Comparing Decision Tree models

In [ ]:
# training performance comparison

models_train_comp_df = pd.concat(
    [
        decision_tree_perf_train.T,
        decision_tree_tune_perf_train.T,
        decision_tree_post_perf_train.T,
    ],
    axis=1,
)
models_train_comp_df.columns = [
    "Decision Tree sklearn",
    "Decision Tree (Pre-Pruning)",
    "Decision Tree (Post-Pruning)",
]
print("Training performance comparison:")
models_train_comp_df
Training performance comparison:
Out[ ]:
Decision Tree sklearn Decision Tree (Pre-Pruning) Decision Tree (Post-Pruning)
Accuracy 0.99403 0.99403 0.89653
Recall 0.98655 0.98655 0.90241
Precision 0.99538 0.99538 0.80789
F1 0.99095 0.99095 0.85254
In [ ]:
# testing performance comparison

models_test_comp_df = pd.concat(
    [
        decision_tree_perf_test.T,
        decision_tree_tune_perf_test.T,
        decision_tree_post_test.T,
    ],
    axis=1,
)
models_test_comp_df.columns = [
    "Decision Tree sklearn",
    "Decision Tree (Pre-Pruning)",
    "Decision Tree (Post-Pruning)",
]
print("Test performance comparison:")
models_test_comp_df 
Test performance comparison:
Out[ ]:
Decision Tree sklearn Decision Tree (Pre-Pruning) Decision Tree (Post-Pruning)
Accuracy 0.99403 0.87078 0.86775
Recall 0.98655 0.80411 0.85207
Precision 0.99538 0.79644 0.76421
F1 0.99095 0.80026 0.80575

Post-Pruned has higher F1 value and difference between precision and recall is high.

Pre-Prunned - Difference between precision and recall are normal.

Hotel should use Pre-prunned model

Actionable Insights and Recommendations

  • What profitable policies for cancellations and refunds can the hotel adopt?
  • What other recommedations would you suggest to the hotel?

Insights -

Lead time and Average price per room have positive correlation with cancelled bookings.

Number of special requests have negative correlation with cancelled bookings.

Decision tree seems to be the better model to determine predictions of cancellations than logistic regression.

Recommendations -

Hotel needs to work on lead time, average price per room and number of special requests to keep up brand equity.

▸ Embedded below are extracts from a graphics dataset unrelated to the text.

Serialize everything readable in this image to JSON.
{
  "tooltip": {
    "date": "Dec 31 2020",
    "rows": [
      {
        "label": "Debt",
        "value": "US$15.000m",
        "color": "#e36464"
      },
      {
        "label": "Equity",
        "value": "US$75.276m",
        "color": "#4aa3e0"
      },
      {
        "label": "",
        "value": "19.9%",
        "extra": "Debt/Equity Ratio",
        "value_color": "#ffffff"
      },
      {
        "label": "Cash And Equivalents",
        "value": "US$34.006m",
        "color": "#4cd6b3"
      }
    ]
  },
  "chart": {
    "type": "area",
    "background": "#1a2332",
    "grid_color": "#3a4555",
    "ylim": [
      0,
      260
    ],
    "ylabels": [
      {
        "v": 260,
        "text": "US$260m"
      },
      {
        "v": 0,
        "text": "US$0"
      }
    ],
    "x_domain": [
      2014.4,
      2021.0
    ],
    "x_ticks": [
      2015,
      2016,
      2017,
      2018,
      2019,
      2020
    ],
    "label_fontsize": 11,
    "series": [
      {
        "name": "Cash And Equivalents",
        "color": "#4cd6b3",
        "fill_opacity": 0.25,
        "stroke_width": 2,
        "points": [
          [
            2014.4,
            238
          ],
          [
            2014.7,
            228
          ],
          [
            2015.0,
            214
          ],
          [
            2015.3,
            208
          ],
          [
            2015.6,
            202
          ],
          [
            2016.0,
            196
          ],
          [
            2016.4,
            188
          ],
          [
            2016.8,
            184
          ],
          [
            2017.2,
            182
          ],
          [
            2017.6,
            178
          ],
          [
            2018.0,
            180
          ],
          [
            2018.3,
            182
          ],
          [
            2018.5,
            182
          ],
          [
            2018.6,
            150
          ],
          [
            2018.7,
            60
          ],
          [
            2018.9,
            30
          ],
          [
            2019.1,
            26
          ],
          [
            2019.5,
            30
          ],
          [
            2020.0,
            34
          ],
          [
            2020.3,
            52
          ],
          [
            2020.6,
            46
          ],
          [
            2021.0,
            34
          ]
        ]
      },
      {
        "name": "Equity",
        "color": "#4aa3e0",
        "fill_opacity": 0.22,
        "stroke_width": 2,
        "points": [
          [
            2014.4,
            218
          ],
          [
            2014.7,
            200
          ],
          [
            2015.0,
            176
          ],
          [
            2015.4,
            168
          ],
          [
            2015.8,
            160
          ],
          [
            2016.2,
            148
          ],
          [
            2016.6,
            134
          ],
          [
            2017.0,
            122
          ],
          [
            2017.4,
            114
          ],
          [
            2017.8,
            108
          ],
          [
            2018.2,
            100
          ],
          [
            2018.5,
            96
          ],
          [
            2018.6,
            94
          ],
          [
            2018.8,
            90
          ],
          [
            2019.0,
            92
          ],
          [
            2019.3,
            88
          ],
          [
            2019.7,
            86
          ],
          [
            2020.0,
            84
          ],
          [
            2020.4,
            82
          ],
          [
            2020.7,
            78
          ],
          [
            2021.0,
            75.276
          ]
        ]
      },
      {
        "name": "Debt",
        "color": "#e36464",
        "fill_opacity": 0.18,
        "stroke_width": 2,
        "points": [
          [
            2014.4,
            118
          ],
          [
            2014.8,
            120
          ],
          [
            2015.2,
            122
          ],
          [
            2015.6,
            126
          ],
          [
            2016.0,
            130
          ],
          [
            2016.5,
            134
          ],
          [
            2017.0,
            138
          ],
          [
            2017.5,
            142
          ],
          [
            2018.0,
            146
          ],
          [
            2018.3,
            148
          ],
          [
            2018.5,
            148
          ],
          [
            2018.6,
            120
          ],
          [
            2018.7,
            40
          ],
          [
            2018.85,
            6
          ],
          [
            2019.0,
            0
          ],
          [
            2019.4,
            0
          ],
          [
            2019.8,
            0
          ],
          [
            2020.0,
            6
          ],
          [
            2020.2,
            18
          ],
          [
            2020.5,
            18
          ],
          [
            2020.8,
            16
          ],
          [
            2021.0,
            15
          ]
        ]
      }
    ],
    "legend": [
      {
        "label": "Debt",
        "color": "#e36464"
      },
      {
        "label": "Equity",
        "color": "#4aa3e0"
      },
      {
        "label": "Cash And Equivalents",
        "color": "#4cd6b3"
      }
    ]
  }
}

Customers can be notified of lead time and they can be asked for any special requets before stay.

Special amenities list can be provided after booking to reduce chances of cancellation.

Depending on the Lead time, average price per room can be adjusted to attract more customers to the hotel.

Depending on the number of special requests, hotel can adjust the average price per room to maintain resources and brand equity.

Hotel can come up with policies on cancellations or refunda based on lead time.